Limerencia: la obsesión que el cerebro confunde con amor
La limerencia es una adicción emocional que el cerebro confunde con amor y que puede afectar la vida diaria.

Limerencia: la obsesión que el cerebro confunde con amor
Cuando la química del primer flechazo se vuelve una adicción que no suelta el control

El psicólogo Dorothy Tennov acuñó en los años setenta el término limerencia para describir esa sensación de estar “colgado” de la otra persona, una mezcla de deseo, ansiedad y pensamientos intrusivos que supera la mera atracción. No es amor, aunque a primera vista parece idéntico, y en muchos casos se transforma en una verdadera adicción mental.
Qué es la limerencia y por qué nos atrapa
Se trata de un patrón de conducta que aparece en las primeras etapas del enamoramiento, cuando la dopamina –el neurotransmisor de la recompensa– se dispara cada vez que vemos o imaginamos al objeto de nuestro deseo. La diferencia con el amor “normal” es la intensidad: la limerencia genera una necesidad compulsiva de buscar señales, revisar el móvil a cada minuto y recrear mentalmente cada interacción.
Síntomas y cómo se manifiestan en la vida cotidiana
Quien vive una limerencia no puede evitar los pensamientos recurrentes sobre la persona, llega a idealizarla y teme al rechazo como si fuera una amenaza vital. Las conductas compulsivas incluyen revisar constantemente sus redes sociales, buscar su foto en Google o inventar excusas para coincidir. En el peor de los casos, la obsesión puede pasar a acoso, y el cuerpo reacciona con palpitaciones, temblores, sudoración o problemas de apetito.
Base biológica y su vínculo con otras adicciones
Aunque la limerencia no figura en el DSM‑5, estudios preliminares la relacionan con la disminución de serotonina –similar al trastorno obsesivo‑compulsivo– y, sobre todo, con la sobrecarga de dopamina, la misma que impulsa la dependencia al alcohol o al juego. Cada mensaje, cada “me gusta” actúa como una pequeña dosis que refuerza el circuito de recompensa, creando un bucle de adicción emocional.
Factores de riesgo que alimentan la obsesión
Personas con baja autoestima, historial de relaciones traumáticas o usuarios intensivos de redes sociales son más vulnerables.

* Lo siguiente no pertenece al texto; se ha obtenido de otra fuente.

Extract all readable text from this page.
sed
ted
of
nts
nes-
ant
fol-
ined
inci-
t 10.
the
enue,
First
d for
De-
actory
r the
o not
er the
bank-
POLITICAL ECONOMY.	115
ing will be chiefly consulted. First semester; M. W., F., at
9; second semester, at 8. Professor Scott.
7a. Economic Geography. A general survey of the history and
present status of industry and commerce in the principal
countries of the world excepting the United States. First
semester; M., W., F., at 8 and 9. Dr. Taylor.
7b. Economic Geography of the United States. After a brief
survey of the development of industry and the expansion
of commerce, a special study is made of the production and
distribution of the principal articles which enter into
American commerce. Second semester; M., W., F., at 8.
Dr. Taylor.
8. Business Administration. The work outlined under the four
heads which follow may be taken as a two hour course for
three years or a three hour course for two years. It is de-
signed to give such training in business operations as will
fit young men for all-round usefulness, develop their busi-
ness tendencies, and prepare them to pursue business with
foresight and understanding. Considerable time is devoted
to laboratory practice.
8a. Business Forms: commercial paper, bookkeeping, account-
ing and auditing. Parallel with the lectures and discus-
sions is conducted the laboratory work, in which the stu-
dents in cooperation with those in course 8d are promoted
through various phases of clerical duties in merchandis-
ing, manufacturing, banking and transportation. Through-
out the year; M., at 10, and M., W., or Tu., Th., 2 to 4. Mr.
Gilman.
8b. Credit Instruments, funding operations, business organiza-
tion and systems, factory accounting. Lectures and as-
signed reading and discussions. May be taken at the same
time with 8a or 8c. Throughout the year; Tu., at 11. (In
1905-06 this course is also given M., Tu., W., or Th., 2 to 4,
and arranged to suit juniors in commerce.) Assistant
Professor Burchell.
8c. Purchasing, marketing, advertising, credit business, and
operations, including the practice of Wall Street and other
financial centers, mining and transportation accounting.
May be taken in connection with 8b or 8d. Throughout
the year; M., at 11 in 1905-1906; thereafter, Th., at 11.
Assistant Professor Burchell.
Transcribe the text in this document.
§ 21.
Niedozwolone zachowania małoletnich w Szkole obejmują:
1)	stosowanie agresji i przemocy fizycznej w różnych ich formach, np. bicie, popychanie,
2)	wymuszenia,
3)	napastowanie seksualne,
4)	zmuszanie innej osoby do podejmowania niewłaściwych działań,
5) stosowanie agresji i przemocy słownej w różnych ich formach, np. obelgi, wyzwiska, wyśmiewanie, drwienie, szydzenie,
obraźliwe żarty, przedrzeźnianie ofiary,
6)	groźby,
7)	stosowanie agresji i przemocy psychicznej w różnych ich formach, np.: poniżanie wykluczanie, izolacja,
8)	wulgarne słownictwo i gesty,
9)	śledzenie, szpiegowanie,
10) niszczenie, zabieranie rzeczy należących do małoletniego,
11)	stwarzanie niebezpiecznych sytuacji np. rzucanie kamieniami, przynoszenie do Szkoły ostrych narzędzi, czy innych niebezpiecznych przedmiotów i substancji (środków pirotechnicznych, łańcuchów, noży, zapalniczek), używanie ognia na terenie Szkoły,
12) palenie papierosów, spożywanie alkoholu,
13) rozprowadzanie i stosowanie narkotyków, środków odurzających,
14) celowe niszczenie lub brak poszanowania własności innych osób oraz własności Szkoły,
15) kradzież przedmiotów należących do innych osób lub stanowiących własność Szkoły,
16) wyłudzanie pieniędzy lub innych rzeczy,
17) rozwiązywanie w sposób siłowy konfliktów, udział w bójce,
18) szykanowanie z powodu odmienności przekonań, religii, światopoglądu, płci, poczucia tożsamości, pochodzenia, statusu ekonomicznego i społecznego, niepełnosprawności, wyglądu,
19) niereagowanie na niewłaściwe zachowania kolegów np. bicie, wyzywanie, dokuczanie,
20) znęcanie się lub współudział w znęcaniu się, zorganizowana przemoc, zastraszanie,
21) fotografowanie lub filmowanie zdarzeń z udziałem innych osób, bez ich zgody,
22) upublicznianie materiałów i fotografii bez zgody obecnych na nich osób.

Las plataformas facilitan el acceso inmediato a la información del otro, convirtiendo la curiosidad en una compulsión que se alimenta de cada notificación.
Cómo romper el ciclo y recuperar el control
La buena noticia es que la limerencia se puede tratar. Trabajar la autoestima, establecer límites claros en el uso de las redes y, cuando sea necesario, acudir a terapia cognitivo‑conductual son pasos recomendados. En consulta, se emplea la exposición con prevención de respuesta: por ejemplo, abrir la conversación con la persona deseada sin revisar el teléfono, o pasar una hora sin buscar su perfil. Con el tiempo, la urgencia disminuye y la obsesión vuelve a ser solo una canción pegajosa, no una condición que limite la vida.
En definitiva, reconocer que lo que se siente es limerencia y no amor es el primer paso para volver a vivir relaciones más sanas y equilibradas.